D’après les autorités, les faits se sont déroulés lorsque de jeunes individus ont tenté d’accéder au terrain de jeu en escaladant les murs de l’école, malgré l’ouverture du portail principal. L’enseignant, assisté du gardien des lieux, serait alors intervenu pour leur demander de respecter les règles d’accès et les consignes de sécurité propres au milieu scolaire.
Cette intervention a déclenché une réaction violente. Les jeunes mis en cause auraient lancé des pierres et divers projectiles en direction des responsables présents. Grièvement blessé à la tête, l’enseignant a été évacué vers une formation sanitaire, où il a finalement succombé à ses blessures. Un agent de sécurité a également été blessé au cours de l’incident.

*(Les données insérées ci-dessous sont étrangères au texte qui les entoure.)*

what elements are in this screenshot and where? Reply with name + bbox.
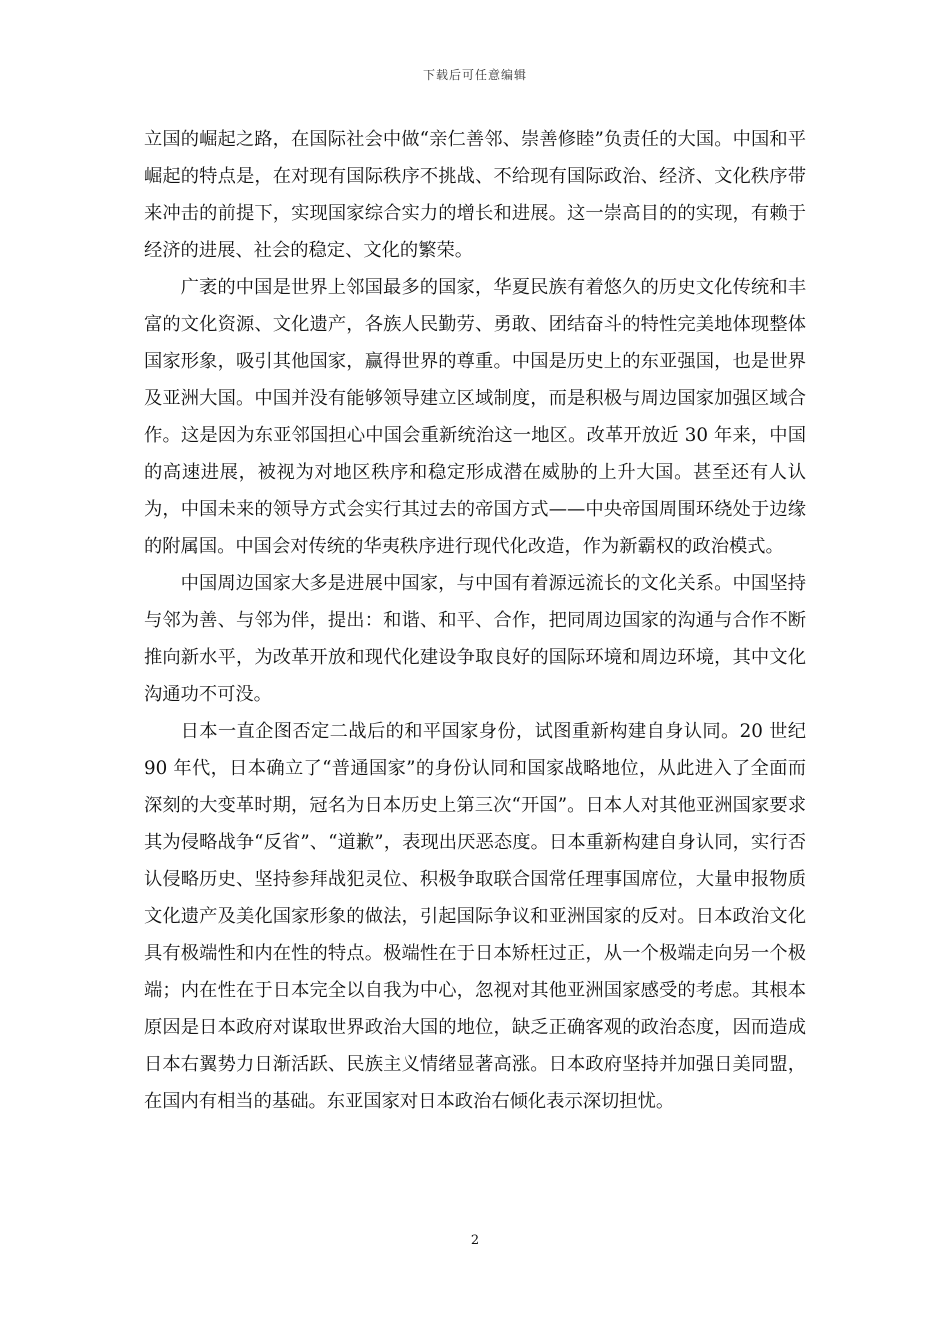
paragraph-1: 立国的崛起之路，在国际社会中做“亲仁善邻、崇善修睦”负责任的大国。中国和平崛起的特点是，在对现有国际秩序不挑战、不给现有国际政治、经济、文化秩序带来冲击的前提下，实现国家综合实力的增长和进展。这一崇高目的的实现，有赖于经济的进展、社会的稳定、文化的繁荣。: [144, 129, 806, 261]
paragraph-4: 日本一直企图否定二战后的和平国家身份，试图重新构建自身认同。20 世纪 90 年代，日本确立了“普通国家”的身份认同和国家战略地位，从此进入了全面而深刻的大变革时期，冠名为日本历史上第三次“开国”。日本人对其他亚洲国家要求其为侵略战争“反省”、“道歉”，表现出厌恶态度。日本重新构建自身认同，实行否认侵略历史、坚持参拜战犯灵位、积极争取联合国常任理事国席位，大量申报物质文化遗产及美化国家形象的做法，引起国际争议和亚洲国家的反对。日本政治文化具有极端性和内在性的特点。极端性在于日本矫枉过正，从一个极端走向另一个极端；内在性在于日本完全以自我为中心，忽视对其他亚洲国家感受的考虑。其根本原因是日本政府对谋取世界政治大国的地位，缺乏正确客观的政治态度，因而造成日本右翼势力日渐活跃、民族主义情绪显著高涨。日本政府坚持并加强日美同盟，在国内有相当的基础。东亚国家对日本政治右倾化表示深切担忧。: [144, 721, 806, 1112]
page-header: 下载后可任意编辑: [422, 68, 527, 82]
paragraph-3: 中国周边国家大多是进展中国家，与中国有着源远流长的文化关系。中国坚持与邻为善、与邻为伴，提出：和谐、和平、合作，把同周边国家的沟通与合作不断推向新水平，为改革开放和现代化建设争取良好的国际环境和周边环境，其中文化沟通功不可没。: [144, 573, 806, 705]
page-number: 2: [470, 1233, 480, 1248]
paragraph-2: 广袤的中国是世界上邻国最多的国家，华夏民族有着悠久的历史文化传统和丰富的文化资源、文化遗产，各族人民勤劳、勇敢、团结奋斗的特性完美地体现整体国家形象，吸引其他国家，赢得世界的尊重。中国是历史上的东亚强国，也是世界及亚洲大国。中国并没有能够领导建立区域制度，而是积极与周边国家加强区域合作。这是因为东亚邻国担心中国会重新统治这一地区。改革开放近 30 年来，中国的高速进展，被视为对地区秩序和稳定形成潜在威胁的上升大国。甚至还有人认为，中国未来的领导方式会实行其过去的帝国方式——中央帝国周围环绕处于边缘的附属国。中国会对传统的华夷秩序进行现代化改造，作为新霸权的政治模式。: [144, 277, 806, 557]
document-body: [144, 121, 806, 1120]
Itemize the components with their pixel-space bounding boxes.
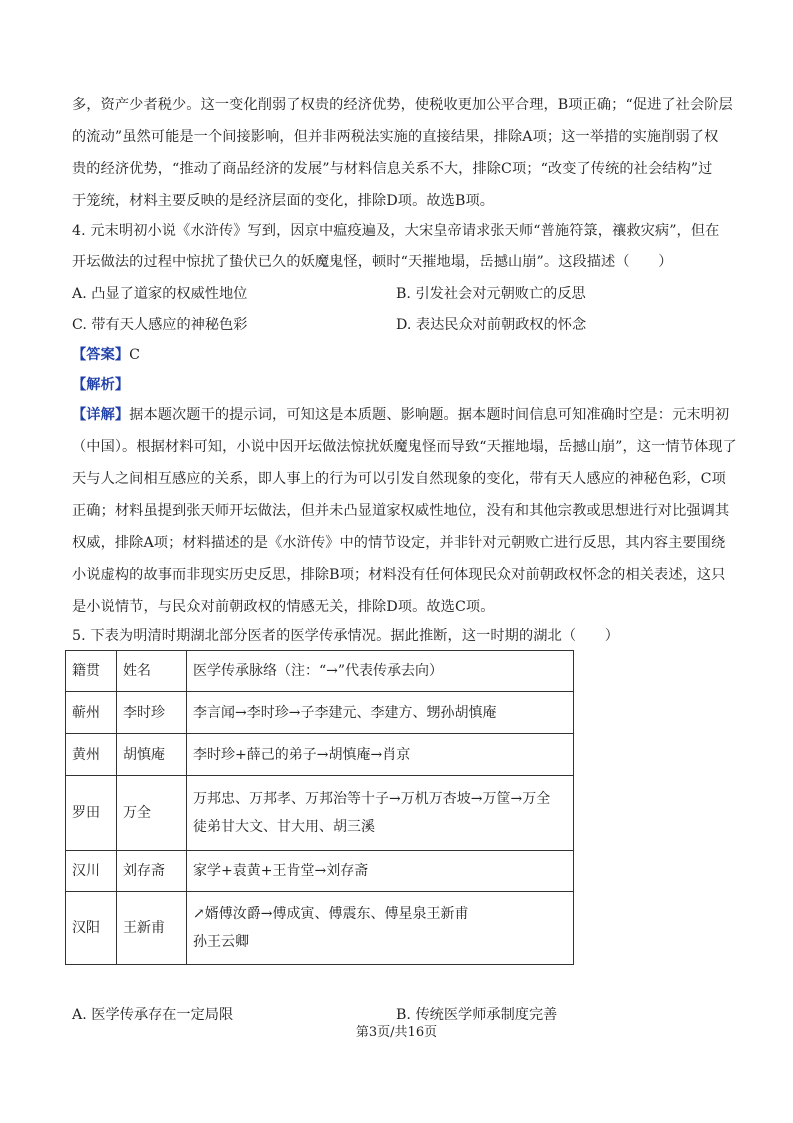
table-header-cell: 籍贯	[66, 651, 117, 692]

Une enquête judiciaire a été ouverte sur instruction du procureur de la République près le tribunal de Lomé. Selon le communiqué officiel, les services d’enquête ont déjà procédé à l’arrestation de neuf suspects, âgés de 16 à 19 ans. Ces derniers sont actuellement en garde à vue, tandis que les investigations se poursuivent afin d’identifier l’ensemble des responsabilités dans cette affaire.
Dans leur réaction conjointe, les ministres concernés ont condamné avec la plus grande fermeté ces actes de violences qualifiés d’« inacceptables », survenus dans un cadre scolaire. Ils ont présenté leurs condoléances à la famille de l’enseignant décédé, exprimé leur solidarité à l’endroit de la communauté éducative et souhaité un prompt rétablissement à l’agent de sécurité blessé.
Les autorités ont également rappelé que les établissements scolaires sont des espaces protégés et ont appelé les populations, en particulier les jeunes, au civisme, au respect des règles et à la responsabilité. Elles ont enfin insisté sur l’obligation de déclarer toute activité ouverte au public auprès des services de sécurité compétents, afin de garantir un encadrement sécuritaire adéquat.